In Java I create a string that uses unicode and overline because I am trying to display square roots of numbers. I need to know the length of the string for some formatting
the usual methods for finding string length seem to fail
They don't fail, the report the string lenght as number of Unicode characters [*]. If you need another behaviour, you need to define clearly what you mean by "string length".
When you are interested in string lengths for displaying purposes, then usually your are interested in counting pixels (or some other logical/physical unit), and that's responsability of the display layer (to begin with, you might have different widths for different characters, if the font is not monospaced).

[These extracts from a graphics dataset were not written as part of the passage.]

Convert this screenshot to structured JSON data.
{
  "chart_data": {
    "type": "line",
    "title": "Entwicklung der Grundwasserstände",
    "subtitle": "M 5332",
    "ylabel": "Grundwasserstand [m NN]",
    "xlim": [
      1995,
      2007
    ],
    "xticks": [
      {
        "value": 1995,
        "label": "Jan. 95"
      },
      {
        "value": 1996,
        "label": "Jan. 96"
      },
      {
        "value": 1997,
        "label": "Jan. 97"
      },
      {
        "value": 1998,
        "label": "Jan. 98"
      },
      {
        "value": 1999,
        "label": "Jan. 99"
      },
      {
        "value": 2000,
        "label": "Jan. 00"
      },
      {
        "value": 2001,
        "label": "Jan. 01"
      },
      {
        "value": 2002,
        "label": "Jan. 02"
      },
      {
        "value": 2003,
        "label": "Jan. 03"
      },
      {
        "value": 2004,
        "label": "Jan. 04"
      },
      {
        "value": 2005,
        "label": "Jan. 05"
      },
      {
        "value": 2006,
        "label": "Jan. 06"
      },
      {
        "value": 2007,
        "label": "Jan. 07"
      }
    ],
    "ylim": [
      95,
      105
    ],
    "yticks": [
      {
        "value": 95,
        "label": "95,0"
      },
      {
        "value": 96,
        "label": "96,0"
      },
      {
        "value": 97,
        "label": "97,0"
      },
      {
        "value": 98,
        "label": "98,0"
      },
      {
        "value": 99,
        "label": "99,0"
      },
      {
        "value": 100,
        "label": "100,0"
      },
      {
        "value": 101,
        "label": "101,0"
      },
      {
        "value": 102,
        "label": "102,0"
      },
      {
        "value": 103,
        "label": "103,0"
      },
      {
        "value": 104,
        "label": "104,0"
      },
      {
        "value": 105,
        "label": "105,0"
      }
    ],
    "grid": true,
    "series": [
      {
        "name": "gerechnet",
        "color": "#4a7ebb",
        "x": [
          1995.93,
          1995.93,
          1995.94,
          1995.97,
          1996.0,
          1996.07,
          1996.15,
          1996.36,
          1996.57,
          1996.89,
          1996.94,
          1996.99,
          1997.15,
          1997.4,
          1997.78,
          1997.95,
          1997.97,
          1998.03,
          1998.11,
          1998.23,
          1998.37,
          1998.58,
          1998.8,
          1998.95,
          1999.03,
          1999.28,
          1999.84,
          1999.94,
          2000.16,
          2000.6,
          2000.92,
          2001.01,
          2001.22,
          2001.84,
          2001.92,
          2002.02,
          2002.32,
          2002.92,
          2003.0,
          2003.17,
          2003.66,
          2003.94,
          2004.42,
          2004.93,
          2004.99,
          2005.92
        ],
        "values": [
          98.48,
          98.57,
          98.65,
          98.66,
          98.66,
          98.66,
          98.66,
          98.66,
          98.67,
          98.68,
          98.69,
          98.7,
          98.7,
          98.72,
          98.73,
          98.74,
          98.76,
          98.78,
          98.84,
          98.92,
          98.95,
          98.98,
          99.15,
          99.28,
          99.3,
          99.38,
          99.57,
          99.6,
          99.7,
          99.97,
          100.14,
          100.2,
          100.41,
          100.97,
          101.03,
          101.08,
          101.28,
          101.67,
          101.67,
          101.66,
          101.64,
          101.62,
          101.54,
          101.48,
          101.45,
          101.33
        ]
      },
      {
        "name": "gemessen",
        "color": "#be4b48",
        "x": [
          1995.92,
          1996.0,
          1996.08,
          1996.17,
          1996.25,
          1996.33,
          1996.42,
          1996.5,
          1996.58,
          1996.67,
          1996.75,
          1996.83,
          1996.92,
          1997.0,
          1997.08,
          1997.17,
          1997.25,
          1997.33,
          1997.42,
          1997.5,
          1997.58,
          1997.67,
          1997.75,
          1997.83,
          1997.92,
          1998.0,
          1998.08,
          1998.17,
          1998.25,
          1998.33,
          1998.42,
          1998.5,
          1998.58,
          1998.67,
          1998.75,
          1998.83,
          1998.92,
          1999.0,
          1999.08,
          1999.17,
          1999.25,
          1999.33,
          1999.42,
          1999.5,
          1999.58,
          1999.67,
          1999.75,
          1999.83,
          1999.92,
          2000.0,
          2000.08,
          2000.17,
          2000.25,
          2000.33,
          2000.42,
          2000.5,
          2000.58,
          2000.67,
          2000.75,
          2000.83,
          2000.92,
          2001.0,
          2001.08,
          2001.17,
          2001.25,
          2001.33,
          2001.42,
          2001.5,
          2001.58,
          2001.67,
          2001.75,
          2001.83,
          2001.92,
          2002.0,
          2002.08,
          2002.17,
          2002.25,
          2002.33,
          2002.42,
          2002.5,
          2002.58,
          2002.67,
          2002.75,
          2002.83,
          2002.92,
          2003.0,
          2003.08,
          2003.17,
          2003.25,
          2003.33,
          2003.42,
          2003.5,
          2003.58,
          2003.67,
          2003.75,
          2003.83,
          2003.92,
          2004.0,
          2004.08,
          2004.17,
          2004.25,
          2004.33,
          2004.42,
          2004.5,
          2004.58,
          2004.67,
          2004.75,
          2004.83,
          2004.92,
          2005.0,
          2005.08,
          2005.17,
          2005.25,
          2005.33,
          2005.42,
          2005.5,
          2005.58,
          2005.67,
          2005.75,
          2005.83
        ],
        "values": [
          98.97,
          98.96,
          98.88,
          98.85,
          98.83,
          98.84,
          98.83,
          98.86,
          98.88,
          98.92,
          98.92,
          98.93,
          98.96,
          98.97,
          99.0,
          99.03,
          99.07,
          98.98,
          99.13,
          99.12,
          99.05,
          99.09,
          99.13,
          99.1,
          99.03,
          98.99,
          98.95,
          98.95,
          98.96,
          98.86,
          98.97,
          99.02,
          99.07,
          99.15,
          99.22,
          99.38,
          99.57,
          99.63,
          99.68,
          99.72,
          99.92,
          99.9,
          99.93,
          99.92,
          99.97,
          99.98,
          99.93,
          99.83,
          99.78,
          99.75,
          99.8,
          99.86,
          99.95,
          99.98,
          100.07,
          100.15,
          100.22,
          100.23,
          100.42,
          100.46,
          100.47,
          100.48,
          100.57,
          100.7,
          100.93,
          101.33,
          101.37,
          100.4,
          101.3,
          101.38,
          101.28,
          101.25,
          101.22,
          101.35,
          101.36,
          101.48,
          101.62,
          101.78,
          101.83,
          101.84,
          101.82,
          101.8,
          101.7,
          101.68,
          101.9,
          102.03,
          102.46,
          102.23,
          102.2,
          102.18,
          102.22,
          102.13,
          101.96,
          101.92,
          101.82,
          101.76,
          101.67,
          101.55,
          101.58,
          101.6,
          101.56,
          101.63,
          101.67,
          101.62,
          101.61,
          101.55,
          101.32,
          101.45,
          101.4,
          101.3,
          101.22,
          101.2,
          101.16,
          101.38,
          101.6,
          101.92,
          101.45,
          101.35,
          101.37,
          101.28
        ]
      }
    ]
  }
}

But if you're just interested in counting the number of graphemes ("a minimally distinctive unit of writing in the context of a particular writing system"), here's a nice guide with code and examples. Copying-trimming-pasting the relevant code from there, we'd have something like this:
public static int getGraphemeCount(String text) {
int graphemeCount = 0;
BreakIterator graphemeCounter = BreakIterator.getCharacterInstance();
graphemeCounter.setText(text);
while (graphemeCounter.next() != BreakIterator.DONE)
graphemeCount++;
return graphemeCount;
}
Bear in mind: the above uses the default locale
. A more flexible and robust method would, eg, receive an explicit locale
as argument and invoke BreakIterator.getCharacterInstance(locale) instead
[*] To be precise, as pointed out in comments, String.length()
counts Java characters, which are are actually code-units in a UTF-16 encoding. This is equivalent to counting Unicode characters only if we are inside the BMP.